Dans The Men (1950, Fred Zinnemann), Marlon Brando (dans son premier rôle au cinéma) joue un vétéran de la Seconde Guerre mondiale en fauteuil roulant. Brando s’est inscrit dans un hôpital de l’administration des vétérans pour chercher le rôle et est apparemment resté en fauteuil roulant sur le plateau de tournage pendant toute la durée du tournage. L’acteur a-t-il réussi à rendre la réalité physique et psychologique de la paraplégie, ou un paraplégique non professionnel aurait-il été plus convaincant dans ce rôle? Il n’est pas possible de répondre à cette question avec une certitude absolue, car cela dépend des capacités du «non-professionnel» en question, mais il y a certainement des raisons de croire que Brando, une personne valide, était capable – parce qu’il a mis à profit ses capacités intellectuelles et artistiques et ses instincts – de représenter une condition qui n’était pas la sienne de manière plus véridique qu’une personne engagée parce que son identité aurait pu correspondre «à l’identité du personnage». On pourrait citer d’innombrables autres exemples: en fait, pratiquement toute l’histoire du théâtre et de l’art dramatique.

Marlon Brando dans The Men (1950)

Dans la politique et la «stratégie» d’Amazon, la mesure dans laquelle un film ou une série peut dire la vérité sur le monde de manière importante n’entre jamais en ligne de compte.
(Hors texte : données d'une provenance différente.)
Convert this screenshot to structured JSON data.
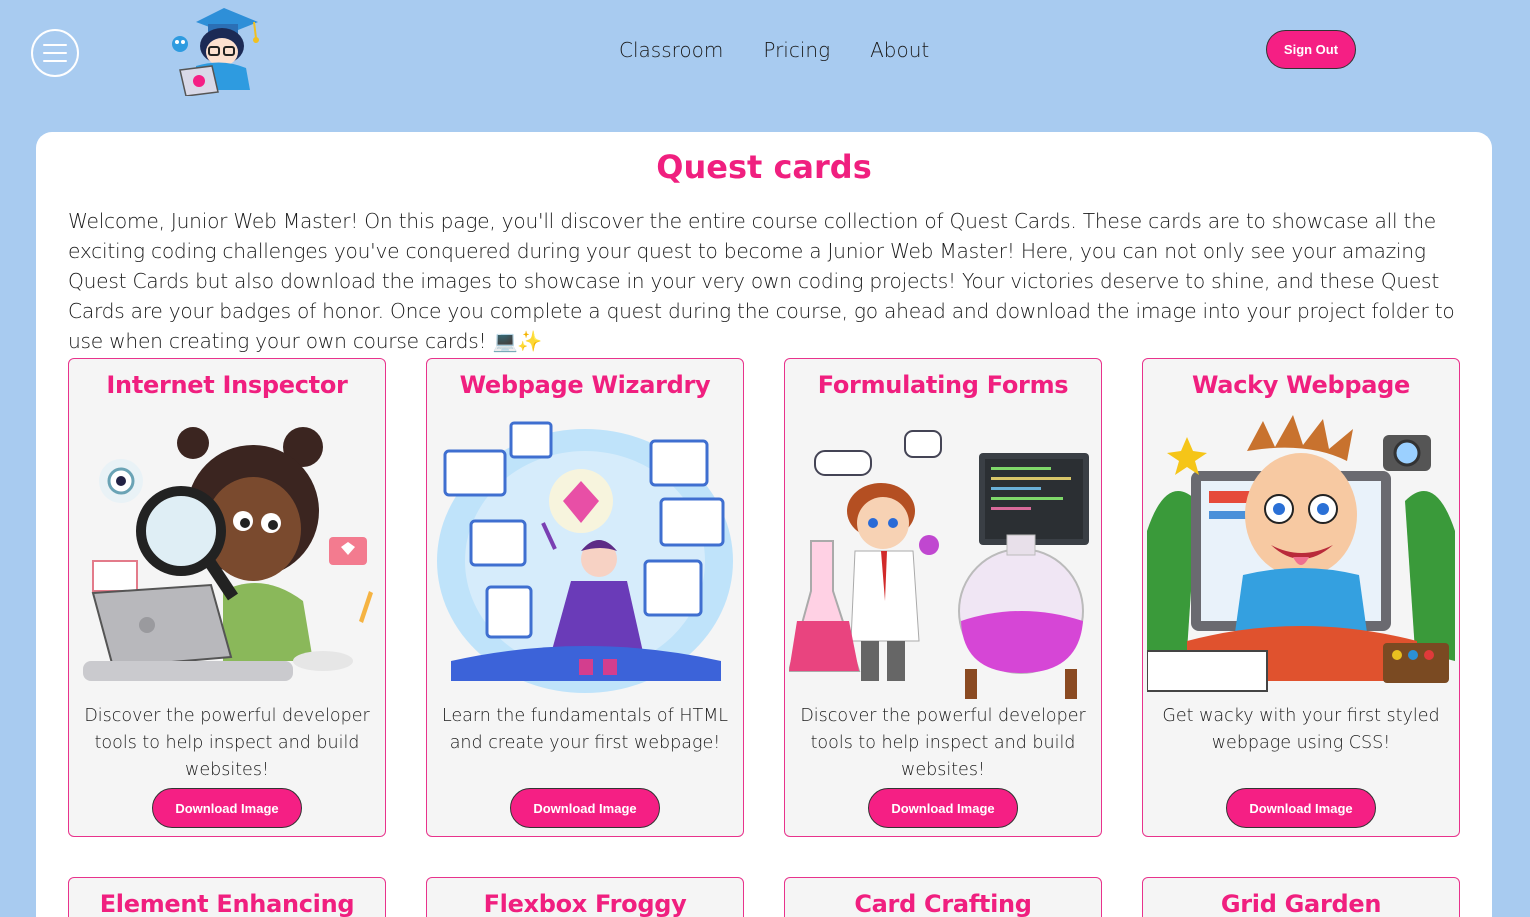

La qualité ne compte pas ici. La quantité d’opportunités pour les personnes issues des «communautés sous-représentées (femmes; groupes raciaux/ethniques sous-représentés; orientation sexuelle; identité de genre; personnes handicapées)» est tout. Il s’agit, bien entendu, d’une autre facette de l’obsession de la politique identitaire: le désir intense de certaines couches de partager les milliards de bénéfices générés par l’industrie du divertissement. Encore une fois, l’amélioration des conditions de vie des Afro-Américains, des femmes et d’autres personnes déjà fortunées n’aura aucun impact sur les difficultés rencontrées par de larges couches de la population active, qu’elle soit noire, blanche, immigrée ou autre.

Un véritable élargissement des horizons de la production cinématographique et télévisuelle, qui inclurait des représentations de couches sociales véritablement sous-représentées et l’apparition d’artistes issus de ces couches, est nécessaire de toute urgence. Mais, comme nous l’avons déjà dit, il s’agit avant tout d’une question de plus grande inclusion sociale, d’un intérêt et d’une représentation des circonstances du vaste segment de la population qui ne compte pour rien, et qui comptera toujours pour rien sous les restrictions de l’AMPAS, de Disney et d’Amazon, à Hollywood et dans l’industrie du divertissement dans son ensemble: c’est-à-dire la grande masse de la population active.

Ceux qui sont impressionnés par les propos lénifiants d’Amazon et de Disney sur «l’inclusion», la «diversité», «l’équité», «l’accessibilité» et «l’authenticité» devraient peut-être considérer ceci. L’homme le plus riche de la planète, Bezos, et un gigantesque conglomérat qui a englouti une grande partie de ses concurrents et verse certains des salaires les plus élevés des cadres américains, Disney, exhortent les artistes du cinéma et de la télévision à se concentrer sur l’ethnicité, le genre, l’orientation sexuelle et le reste. Ne serait-il pas utile d’explorer les questions économiques et sociales qu’ils laissent de côté, minimisent et ignorent – surtout, pour le répéter, l’inégalité sociale? Des pas dans cette direction permettraient déjà d’améliorer «l’authenticité» du cinéma et de la télévision.